Sex and orgasm: Orgasm causes uterine contractions and increases blood flow to the pelvis, which may help a period that’s already on the verge of starting arrive slightly sooner. This won’t override a hormonal delay, but if your period is due any day, it’s a low-risk option.

What Actually Works: Addressing the Root Cause

If your period is late because of stress, the most effective thing you can do is reduce that stress. That sounds frustratingly simple, but your reproductive system is genuinely paused because your brain detected a threat. Sleep, reduced workload, relaxation techniques, and time can all help restore normal GnRH pulsing.

If undereating or overexercising is the cause, increasing your calorie intake and reducing exercise intensity is the direct fix. Your body needs enough energy left over after exercise to support reproductive function. For many people, simply eating more consistently for a few weeks restores their cycle.

If your cycles have been irregular for a long time, polycystic ovary syndrome (PCOS) is worth considering. PCOS is diagnosed when you have at least two of the following: excess androgens (hormones like testosterone), irregular ovulation, and polycystic-appearing ovaries on ultrasound. Irregular cycles in this context means cycles shorter than 21 days or longer than 35 days, or fewer than 8 cycles per year. Long-standing untreated amenorrhea from PCOS increases the risk of endometrial thickening and, over time, endometrial cancer, so getting a diagnosis matters.

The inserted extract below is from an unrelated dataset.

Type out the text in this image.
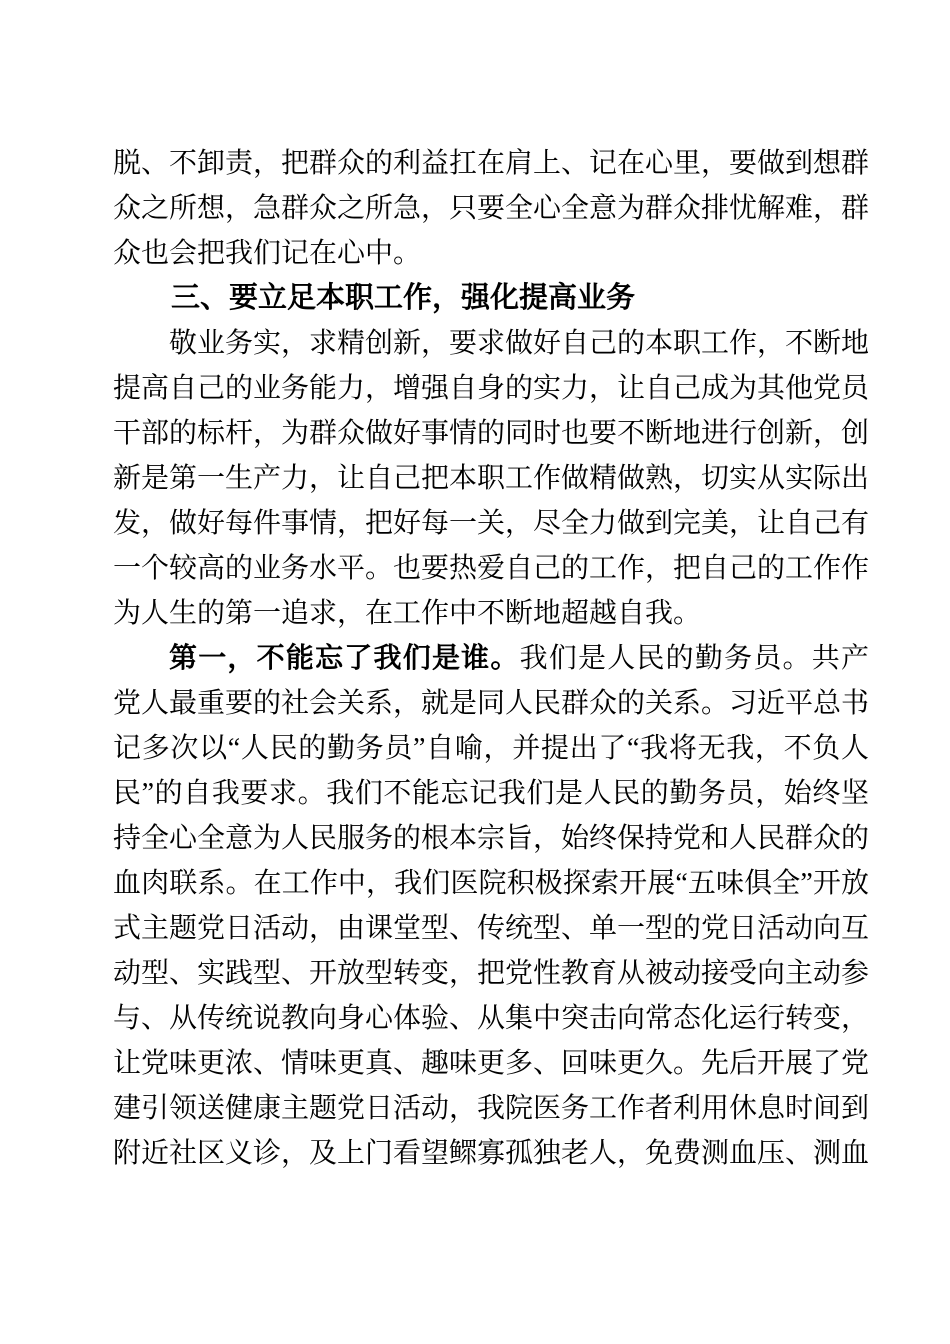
脱、不卸责，把群众的利益扛在肩上、记在心里，要做到想群众之所想，急群众之所急，只要全心全意为群众排忧解难，群众也会把我们记在心中。

三、要立足本职工作，强化提高业务

敬业务实，求精创新，要求做好自己的本职工作，不断地提高自己的业务能力，增强自身的实力，让自己成为其他党员干部的标杆，为群众做好事情的同时也要不断地进行创新，创新是第一生产力，让自己把本职工作做精做熟，切实从实际出发，做好每件事情，把好每一关，尽全力做到完美，让自己有一个较高的业务水平。也要热爱自己的工作，把自己的工作作为人生的第一追求，在工作中不断地超越自我。

第一，不能忘了我们是谁。我们是人民的勤务员。共产党人最重要的社会关系，就是同人民群众的关系。习近平总书记多次以“人民的勤务员”自喻，并提出了“我将无我，不负人民”的自我要求。我们不能忘记我们是人民的勤务员，始终坚持全心全意为人民服务的根本宗旨，始终保持党和人民群众的血肉联系。在工作中，我们医院积极探索开展“五味俱全”开放式主题党日活动，由课堂型、传统型、单一型的党日活动向互动型、实践型、开放型转变，把党性教育从被动接受向主动参与、从传统说教向身心体验、从集中突击向常态化运行转变，让党味更浓、情味更真、趣味更多、回味更久。先后开展了党建引领送健康主题党日活动，我院医务工作者利用休息时间到附近社区义诊，及上门看望鳏寡孤独老人，免费测血压、测血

When a Doctor Can Induce Your Period

If your period has been absent for three or more cycles (or six months), this meets the clinical definition of secondary amenorrhea, and a healthcare provider can investigate why. One of the first tools they use is a progesterone challenge: you take a course of progesterone for 7 to 10 days, then stop. If your body has enough estrogen and a functioning uterine lining, withdrawal bleeding typically occurs within 2 days to 2 weeks after stopping the medication. This test also helps diagnose the cause of your missing period.

For people with PCOS or chronic anovulation, doctors often prescribe cyclical progesterone or hormonal contraceptives to induce regular shedding of the uterine lining. This protects against the endometrial buildup that occurs when months pass without a period. The goal isn’t just to see bleeding. It’s to prevent the long-term consequences of a lining that never sheds.

What a Late Period Usually Means

If your period is a few days to a week late and this is unusual for you, the most likely explanations are a recent stressful event, illness, travel, disrupted sleep, or a change in exercise or eating habits. Ovulation may have simply happened a few days later than usual, which pushes everything back. In most cases, the period arrives on its own once the temporary disruption passes.

If your periods are regularly unpredictable, with cycles varying by more than a week or two each month, that pattern is worth investigating. Keeping a record of your cycle length for a few months gives a healthcare provider useful information. Cycles consistently longer than 35 days or shorter than 21 days fall outside the normal range and point toward a hormonal issue that has a name and a treatment.